Okay Mastodon, I do a lot of finding common ground and making friends around here. Let's talk about some stuff that makes me different and some reasons I feel uncomfortable sometimes in this space:

My thoughts on authority and its abuses are influenced a lot by anarchist authors, but I don't call myself an anarchist because that could mean anything from "devolving state authority to local communities" to "destroy all governments forever" and I don't want to bear responsibility for those who don't think about the negative rights afforded to the vulnerable and oppressed by a responsibly checked and balanced system of power. If you don't think queer people are going to suffer when not institutionally protected, I have a few books you can read.

I'm extremely pro-labor but I don't call myself a communist not only because it doesn't describe my particular brand of voluntary syndicalist association thought well, but because I'm tired of internationalism gone too far. Communist groups defend all kinds of atrocities in the name of ideological solidarity. I'm definitely not going to participate in the export of the police state.
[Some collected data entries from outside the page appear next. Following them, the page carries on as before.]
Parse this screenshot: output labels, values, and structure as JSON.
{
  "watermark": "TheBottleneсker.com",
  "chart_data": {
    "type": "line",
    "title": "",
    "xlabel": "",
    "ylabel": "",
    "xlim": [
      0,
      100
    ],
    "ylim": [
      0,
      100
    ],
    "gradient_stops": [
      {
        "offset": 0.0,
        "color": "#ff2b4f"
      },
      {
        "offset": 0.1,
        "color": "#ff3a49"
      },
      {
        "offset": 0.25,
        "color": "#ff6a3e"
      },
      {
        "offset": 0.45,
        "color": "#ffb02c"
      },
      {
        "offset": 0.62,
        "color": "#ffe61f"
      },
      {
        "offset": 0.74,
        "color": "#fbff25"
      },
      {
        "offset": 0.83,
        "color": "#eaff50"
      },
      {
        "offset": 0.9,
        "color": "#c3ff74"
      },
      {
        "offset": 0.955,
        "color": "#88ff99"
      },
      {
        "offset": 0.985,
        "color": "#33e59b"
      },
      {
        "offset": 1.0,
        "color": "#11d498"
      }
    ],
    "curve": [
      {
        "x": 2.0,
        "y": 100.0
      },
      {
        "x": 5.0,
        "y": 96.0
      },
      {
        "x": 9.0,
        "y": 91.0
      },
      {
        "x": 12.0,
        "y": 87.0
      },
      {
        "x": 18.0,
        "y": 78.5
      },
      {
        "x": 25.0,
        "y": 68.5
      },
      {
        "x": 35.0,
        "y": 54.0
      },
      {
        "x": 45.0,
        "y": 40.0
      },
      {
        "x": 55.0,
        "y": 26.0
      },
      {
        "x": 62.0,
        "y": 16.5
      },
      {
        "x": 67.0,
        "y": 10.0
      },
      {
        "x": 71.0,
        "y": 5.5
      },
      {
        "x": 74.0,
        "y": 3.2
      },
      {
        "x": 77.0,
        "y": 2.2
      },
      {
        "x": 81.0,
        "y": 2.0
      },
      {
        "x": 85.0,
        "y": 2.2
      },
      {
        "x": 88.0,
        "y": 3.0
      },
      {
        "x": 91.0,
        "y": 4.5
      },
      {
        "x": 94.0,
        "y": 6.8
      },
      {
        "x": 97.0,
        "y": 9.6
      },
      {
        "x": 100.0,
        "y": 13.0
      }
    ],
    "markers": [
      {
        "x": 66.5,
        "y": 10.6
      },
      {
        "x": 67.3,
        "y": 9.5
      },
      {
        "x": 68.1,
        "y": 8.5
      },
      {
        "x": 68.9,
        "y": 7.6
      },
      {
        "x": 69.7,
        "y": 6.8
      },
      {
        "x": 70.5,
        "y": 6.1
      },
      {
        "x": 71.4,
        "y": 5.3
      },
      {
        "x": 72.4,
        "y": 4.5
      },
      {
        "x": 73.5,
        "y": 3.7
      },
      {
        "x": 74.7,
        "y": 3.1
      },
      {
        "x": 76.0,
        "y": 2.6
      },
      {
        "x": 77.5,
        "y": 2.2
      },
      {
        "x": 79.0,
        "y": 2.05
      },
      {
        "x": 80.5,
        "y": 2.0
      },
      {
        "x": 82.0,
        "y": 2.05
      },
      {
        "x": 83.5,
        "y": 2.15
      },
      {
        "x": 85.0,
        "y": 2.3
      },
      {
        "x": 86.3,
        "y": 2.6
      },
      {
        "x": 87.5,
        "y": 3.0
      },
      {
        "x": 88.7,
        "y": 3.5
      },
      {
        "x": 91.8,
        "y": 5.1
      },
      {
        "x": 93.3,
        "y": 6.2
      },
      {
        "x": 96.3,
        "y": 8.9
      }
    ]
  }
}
Fuck that.

I try to avoid ableist language, but of all the things that you can declare takfir over, alienating people over where a word is on the euphemism treadmill in the present day is not something I'd do. We might have a discussion about who might be hurt by the language, but it's much less important to police word choice than it is the actual sentiments present.

Watching people who I hope and pray are mostly just teenagers figuring themselves out make intersectionality into the oppression olympics really sickens me. The analysis of the suffering of people with real world struggles is not a clever gotcha for arguments, especially if you can't prove that you actually care about the people getting the worst of it. Miss me with that.

I don't intend to sacrifice my freedom of association to make someone else feel comfortable. I have a lot of Problematic friends. 100% of them, to be exact. If you take an issue with someone I'm friends with, you can have that out yourselves, but don't put it across me.

And last but not least: I'm not about to play respectability politics with other LGBTQ people, but hearing about how a demographic I resemble bears nothing worthwhile all the time makes me pretty goddamned anxious. I'm white, not visibly trans, in a relationship with an AFAB person, and I kind of feel like I have to crow about my queerness and anti-racism occasionally to be Regarded Safe.

If I just wore this honestly all the time, I'd make fewer friends because people tend to assume ideological enmity, rather than a friendly but slightly different alignment, and that sucks. But if we can't be friends if I'm not on Exactly The Same Square as you, it's probably for the best if we go our separate ways.

Those who would like to argue about these points, please form an orderly queue in the comments section and thank you sincerely for your participation and willingness to listen.

@Trev So it's not just my perception then?